I was looking at the Wikipedia article talking about the multivariate normal distribution and specifically I was looking at the section talking about the probability density function of that distribution.
In that article it is stated that if the covariance matrix $\Sigma$ of the p.d.f. of a m.n.d.
$$f_{\vec{X}}(x_1, x_2, \ldots,x_k) = \frac{1}{\sqrt{(2\pi)^k |\Sigma |}} \exp\left(-\frac{1}{2}\cdot (\vec{x} - \vec{\mu})' \cdot \Sigma^{-1} \cdot (\vec{x} - \vec{\mu}) \right)$$
is a $1 \times 1$ matrix, then the p.d.f. of the multivariate normal distribution is the same as the p.d.f. of the univariatate normal distribution, but I am not seeing why.
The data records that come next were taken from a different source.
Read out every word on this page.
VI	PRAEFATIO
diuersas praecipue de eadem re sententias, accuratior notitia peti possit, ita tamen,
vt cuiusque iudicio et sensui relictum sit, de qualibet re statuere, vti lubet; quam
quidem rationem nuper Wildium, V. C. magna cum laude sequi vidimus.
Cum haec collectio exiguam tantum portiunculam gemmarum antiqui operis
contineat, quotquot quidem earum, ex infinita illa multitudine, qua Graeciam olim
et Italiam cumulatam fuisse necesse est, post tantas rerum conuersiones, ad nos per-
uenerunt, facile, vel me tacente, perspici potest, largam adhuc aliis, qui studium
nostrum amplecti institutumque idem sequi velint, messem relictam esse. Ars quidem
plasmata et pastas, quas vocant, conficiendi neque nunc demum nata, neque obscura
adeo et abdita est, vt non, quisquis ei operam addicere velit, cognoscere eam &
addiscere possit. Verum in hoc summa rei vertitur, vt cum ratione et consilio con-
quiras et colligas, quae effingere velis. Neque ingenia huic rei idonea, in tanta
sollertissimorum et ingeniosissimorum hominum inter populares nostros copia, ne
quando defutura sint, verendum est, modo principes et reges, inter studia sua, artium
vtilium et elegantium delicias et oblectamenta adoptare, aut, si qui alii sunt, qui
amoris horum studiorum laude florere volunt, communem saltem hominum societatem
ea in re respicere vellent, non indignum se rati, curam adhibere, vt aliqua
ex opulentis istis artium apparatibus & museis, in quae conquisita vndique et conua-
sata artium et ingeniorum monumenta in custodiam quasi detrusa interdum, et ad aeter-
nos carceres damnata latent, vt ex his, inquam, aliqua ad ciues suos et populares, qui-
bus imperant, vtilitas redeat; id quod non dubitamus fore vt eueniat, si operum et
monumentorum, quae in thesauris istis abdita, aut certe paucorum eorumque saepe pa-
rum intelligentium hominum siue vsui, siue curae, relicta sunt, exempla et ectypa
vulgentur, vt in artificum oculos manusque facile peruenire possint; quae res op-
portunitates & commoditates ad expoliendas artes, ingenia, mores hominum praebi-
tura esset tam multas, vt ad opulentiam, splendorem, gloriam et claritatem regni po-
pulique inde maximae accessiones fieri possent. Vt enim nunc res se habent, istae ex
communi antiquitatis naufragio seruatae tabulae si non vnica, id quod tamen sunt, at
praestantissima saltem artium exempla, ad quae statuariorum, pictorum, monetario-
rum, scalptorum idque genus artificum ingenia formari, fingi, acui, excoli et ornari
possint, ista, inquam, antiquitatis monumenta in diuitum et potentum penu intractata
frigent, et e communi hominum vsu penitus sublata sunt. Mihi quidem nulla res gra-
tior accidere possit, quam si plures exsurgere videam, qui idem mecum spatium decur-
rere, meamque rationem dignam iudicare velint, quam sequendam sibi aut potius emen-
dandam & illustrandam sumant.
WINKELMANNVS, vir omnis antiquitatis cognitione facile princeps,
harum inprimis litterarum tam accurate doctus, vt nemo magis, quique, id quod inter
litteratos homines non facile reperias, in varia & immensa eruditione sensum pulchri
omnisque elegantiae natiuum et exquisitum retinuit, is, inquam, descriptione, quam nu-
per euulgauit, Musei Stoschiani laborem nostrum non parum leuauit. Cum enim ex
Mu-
Could you please explain it to me?
The univariate normal p.d.f. is $$ x \mapsto \frac{1}{\sqrt{2\pi \sigma^2}} \exp\left(-\frac{1}{2}\left( \frac{x-\mu} \sigma \right)^2 \right). \tag 1 $$ The expression $\left(\dfrac{x-\mu} \sigma\right)^2$ is the same as $(x-\mu) (\sigma^2)^{-1} (x-\mu)$. The $1\times1$ matrix $x-\mu$ is its own transpose, and the inverse of the $1\times1$ matrix whose entry is the number $\sigma^2$ is the $1\times1$ matrix whose entry is $(\sigma^2)^{-1}$, so $(1)$ becomes $(x-\mu)'(\sigma^2)^{-1}(x-\mu)$, which is then $(\vec x - \vec\mu)'\Sigma^{-1}(\vec x-\vec\mu)$.